ASUS's NVIDIA RTX Spark Laptops Could Give The MacBook Pro Some Competition
Engadget's Steve Dent reports that ASUS's new ProArt P16 and P14 laptops, powered by NVIDIA's RTX Spark chip, present a compelling challenge to Apple's MacBook Pro lineup for creative professionals. The ProArt P16 measures just 3.9 pounds and 0.51 inches thick, while the ProArt P14 is 3.2 pounds and 0.55 inches — both significantly slimmer and lighter than the equivalent MacBook Pro models. ASUS has equipped both laptops with Lumina Pro OLED displays offering up to 4K resolution (3K on the P14), 120Hz refresh rates, 1,600 nits of peak brightness, 100 percent DCI-P3 coverage, and Delta E less than 1 color accuracy — matching or exceeding Apple's XDR displays while offering superior OLED contrast and black levels.
According to Engadget, the RTX Spark-powered ProArt laptops are designed for demanding creative workflows beyond what previous Windows on Arm systems could handle.
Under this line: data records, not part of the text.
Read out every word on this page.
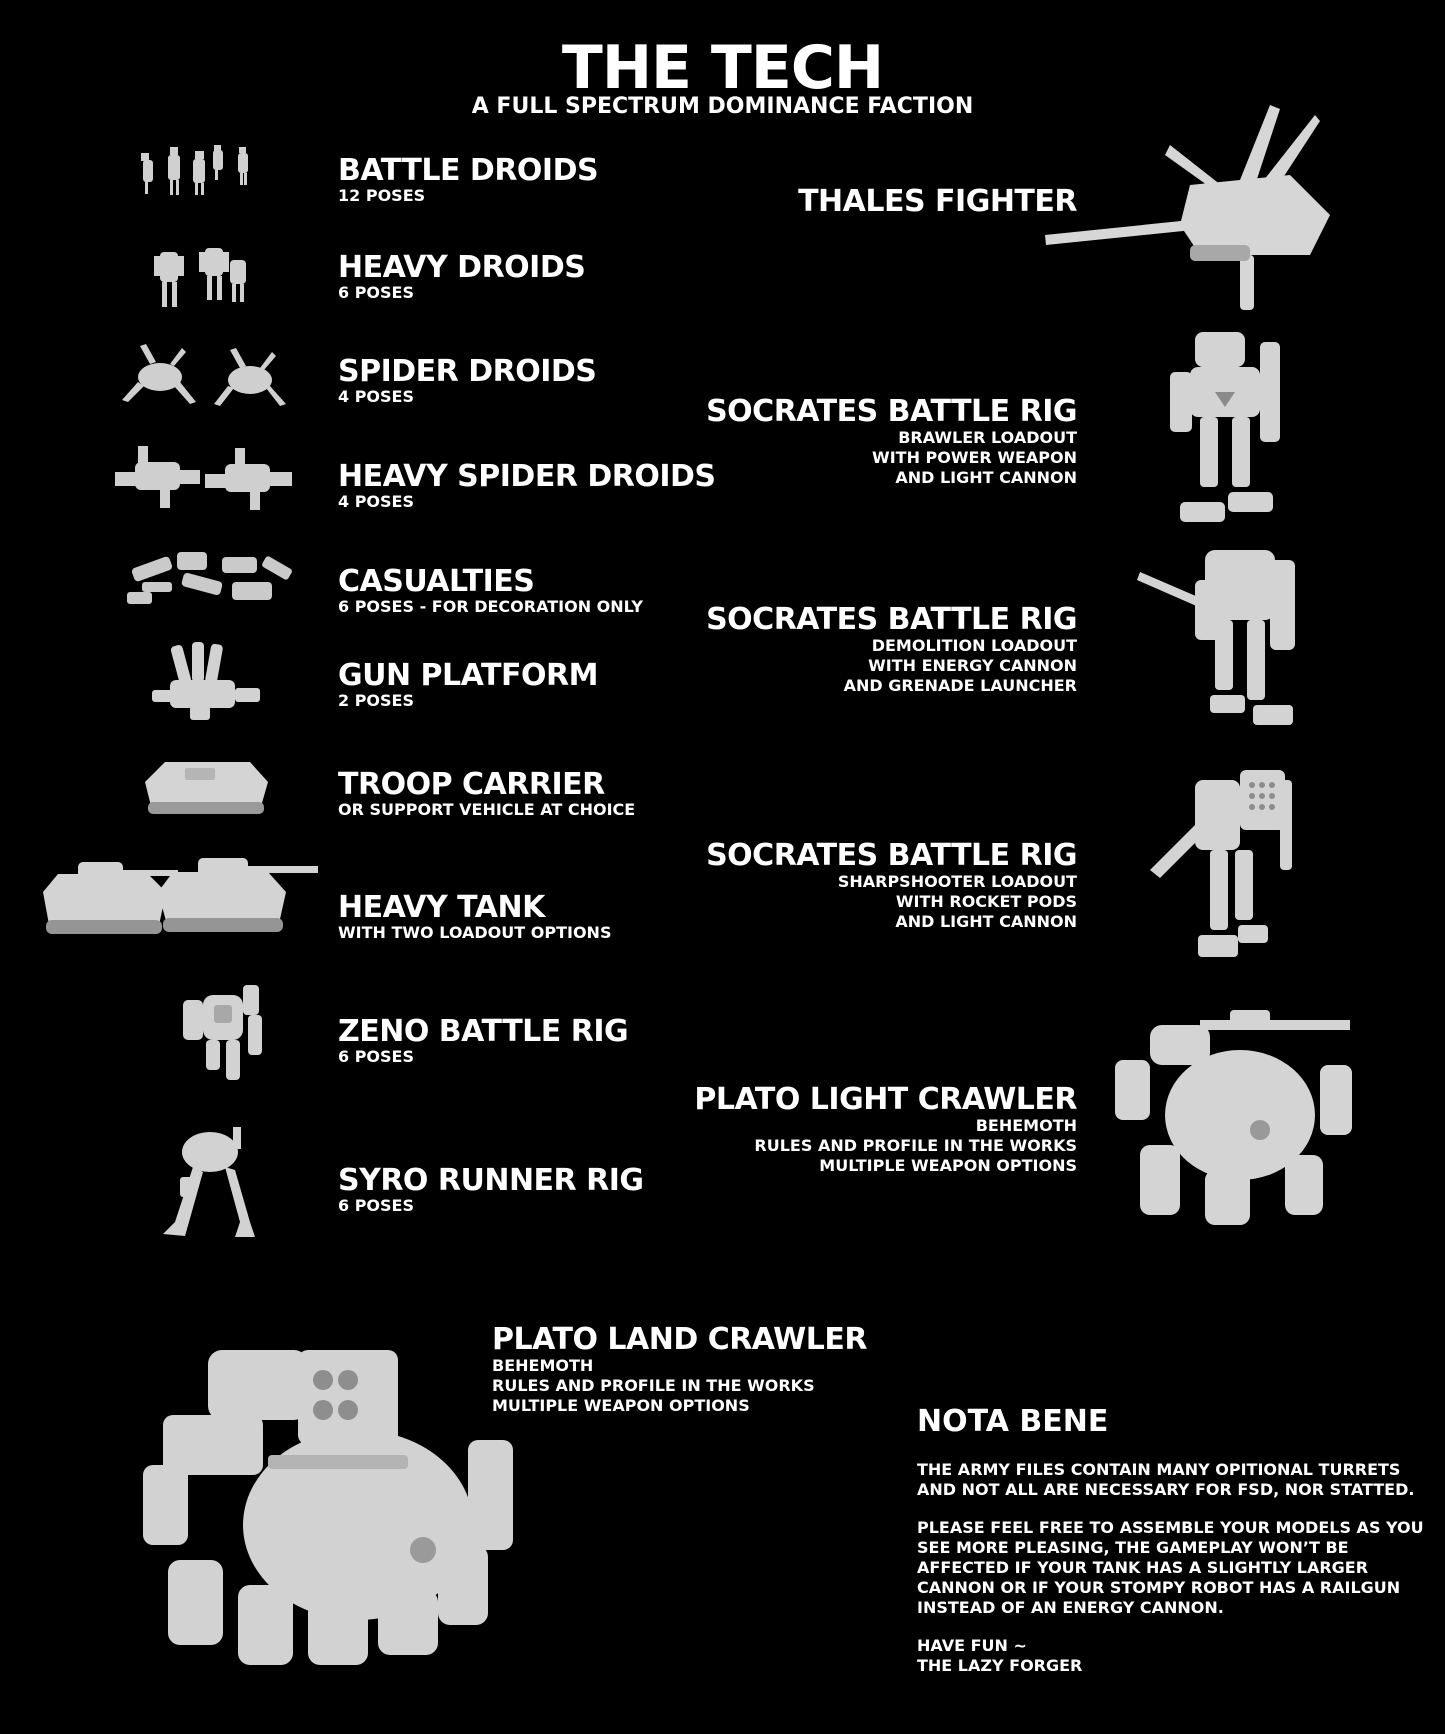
THE TECH
A FULL SPECTRUM DOMINANCE FACTION
BATTLE DROIDS
12 POSES
HEAVY DROIDS
6 POSES
SPIDER DROIDS
4 POSES
HEAVY SPIDER DROIDS
4 POSES
CASUALTIES
6 POSES - FOR DECORATION ONLY
GUN PLATFORM
2 POSES
TROOP CARRIER
OR SUPPORT VEHICLE AT CHOICE
HEAVY TANK
WITH TWO LOADOUT OPTIONS
ZENO BATTLE RIG
6 POSES
SYRO RUNNER RIG
6 POSES
THALES FIGHTER
SOCRATES BATTLE RIG
BRAWLER LOADOUT
WITH POWER WEAPON
AND LIGHT CANNON
SOCRATES BATTLE RIG
DEMOLITION LOADOUT
WITH ENERGY CANNON
AND GRENADE LAUNCHER
SOCRATES BATTLE RIG
SHARPSHOOTER LOADOUT
WITH ROCKET PODS
AND LIGHT CANNON
PLATO LIGHT CRAWLER
BEHEMOTH
RULES AND PROFILE IN THE WORKS
MULTIPLE WEAPON OPTIONS
PLATO LAND CRAWLER
BEHEMOTH
RULES AND PROFILE IN THE WORKS
MULTIPLE WEAPON OPTIONS	NOTA BENE

THE ARMY FILES CONTAIN MANY OPITIONAL TURRETS
AND NOT ALL ARE NECESSARY FOR FSD, NOR STATTED.

PLEASE FEEL FREE TO ASSEMBLE YOUR MODELS AS YOU
SEE MORE PLEASING, THE GAMEPLAY WON’T BE
AFFECTED IF YOUR TANK HAS A SLIGHTLY LARGER
CANNON OR IF YOUR STOMPY ROBOT HAS A RAILGUN
INSTEAD OF AN ENERGY CANNON.

HAVE FUN ~
THE LAZY FORGER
ASUS claims the laptops can render ultra-large 90GB-plus 3D scenes, edit 12K 4:2:2 video, run 120-billion-parameter LLMs with up to 1 million tokens of context, and play AAA games at 1440p and 100 frames per second — all leveraging the chip's 128GB of unified memory, RTX 5070-class Blackwell GPU, and dedicated AI neural processing unit. The systems support key content creation applications including Adobe Creative Cloud, Blackmagic DaVinci Resolve 21, and Blender for Windows 11 on Arm.
The article notes that key questions remain: pricing has not been revealed, battery life under creative workloads is unknown, and Windows 11's Copilot+ integration remains uneven. However, the hardware combination of RTX Spark's GPU performance, OLED display quality, and slim design positions the ProArt lineup as a genuine alternative for video editors, photographers, and other creators who currently rely on MacBook Pros. ASUS's laptops will launch alongside the first wave of RTX Spark devices in the second half of 2026.